Entry-Level NLP Data Scientist
THE ROLE
Bose is about better sound, but better sound is just the beginning. We are about inventing new technologies that truly benefit people and creating a culture where innovation and teamwork are highly valued. Working at Bose, you are encouraged to question conventional thinking in the relentless quest to create products and experiences that change people's lives. Data science, ML, and analytics are crucial parts of this mission. These capabilities fuel the creation of new and innovative products, help us to bring the right products to the right customers, and allow us to astonish customers with carefully crafted and personalized experiences.
The Data and Analytics Center of Excellence is seeking an entry-level Data Scientist to help apply data-driven solutions to real-world business challenges. In this role, you will develop predictive models to analyze both structured and unstructured data, leveraging your knowledge of statistics, data science, and machine learning. You will write production-quality code to explore complex problems, identify patterns, and generate actionable insights. This position has a strong focus on natural language processing (NLP) and Generative AI, and familiarity with these areas is highly desirable.
Responsibilities include (but are not limited to):
Engage with business partners and stakeholders to understand their challenges and opportunities.
Explore large datasets using modeling, analysis, and visualization techniques. Transform the results into insights and recommendations.

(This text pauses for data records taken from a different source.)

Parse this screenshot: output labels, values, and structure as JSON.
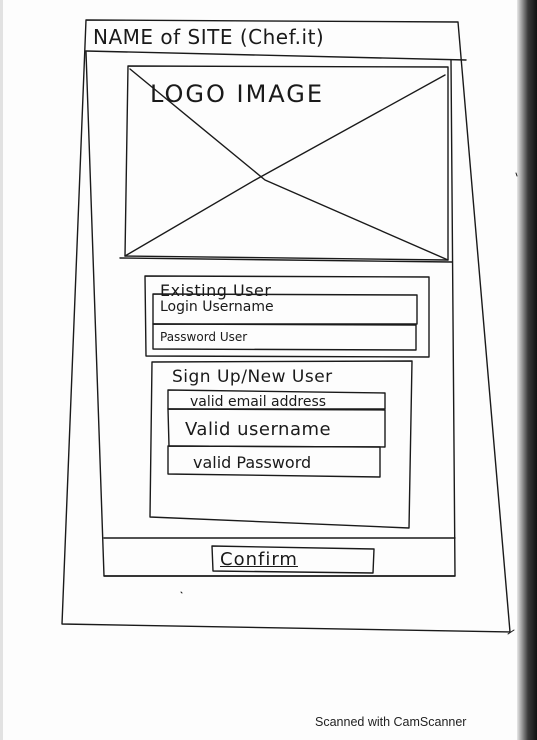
{
  "header": {
    "site_name": "NAME of SITE (Chef.it)"
  },
  "logo": {
    "placeholder_text": "LOGO IMAGE"
  },
  "existing_user": {
    "title": "Existing User",
    "username_field": "Login Username",
    "password_field": "Password User"
  },
  "signup": {
    "title": "Sign Up/New User",
    "email_field": "valid email address",
    "username_field": "Valid username",
    "password_field": "valid Password"
  },
  "footer": {
    "confirm_label": "Confirm"
  },
  "scanner": {
    "watermark": "Scanned with CamScanner"
  },
  "colors": {
    "ink": "#1a1a1a",
    "paper": "#fdfdfd"
  }
}
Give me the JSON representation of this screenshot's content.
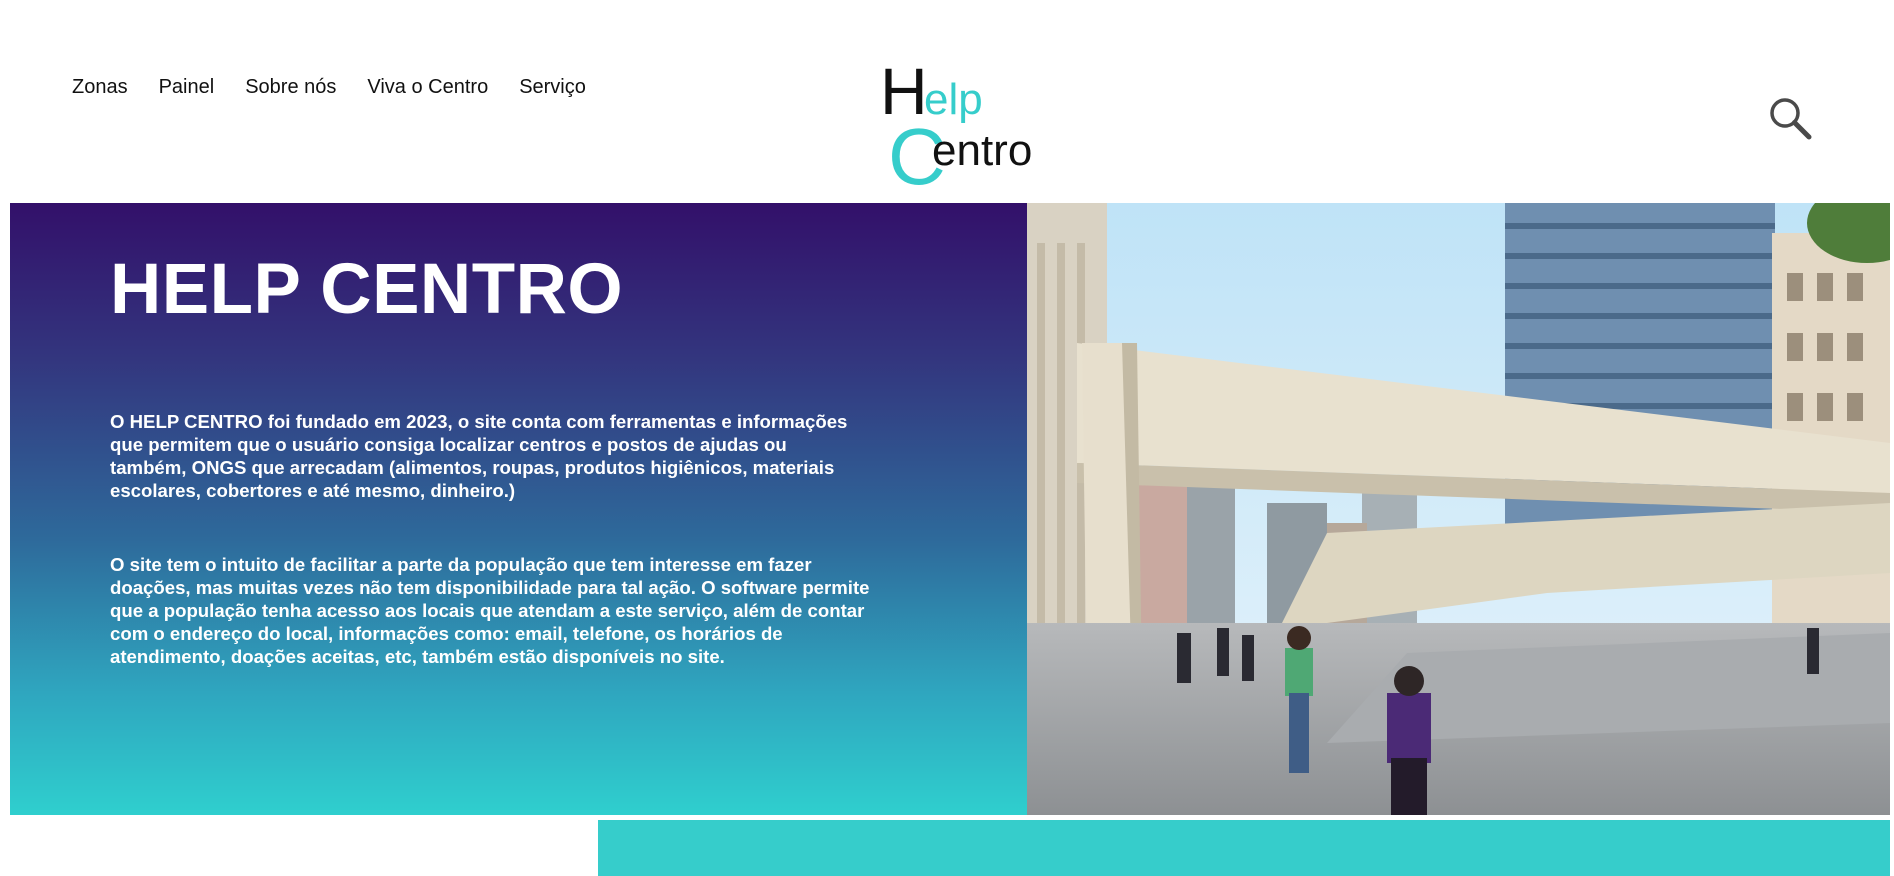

Contribute to the end-to-end development of predictive and prescriptive models for marketing, sales, finance, supply chain, and other business applications.
Design, build, and optimize workflows to streamline and automate the processing and delivery of data.
Develop and maintain applications that deliver unique, insightful capabilities to empower end users through interactive and intuitive interfaces.
Required Qualifications:
Bachelor’s degree in a quantitative field such as Computer Science, Statistics, Applied Mathematics, Engineering, Information Science, or a related discipline.
0–2 years of professional experience in analytics, data science, machine learning, or a related field.
Proficiency in SQL and Python, including experience with libraries such as pandas and scikit-learn.
Experience building, evaluating, and interpreting classical machine learning models (e.g., Logistic Regression, Random Forests, Multi-layer Perceptron).
Foundational experience in natural language processing (NLP), including exposure to large language models (LLMs), transformer architectures (e.g., BERT, GPT, T5), semantic search, or text summarization.
Strong interpersonal, communication, and presentation skills, with the ability to explain technical concepts to diverse audiences.
Preferred Qualifications:
Proven data science experience via an internship, work experience, competitions, etc.
Knowledge of deep learning basics.
Experience with Databricks and Snowflake.
Familiarity with LangChain, Hugging Face Transformers, Llama 3.x, OpenAI APIs, Pydantic, MLflow, and Streamlit.
Working knowledge of Git and GitHub.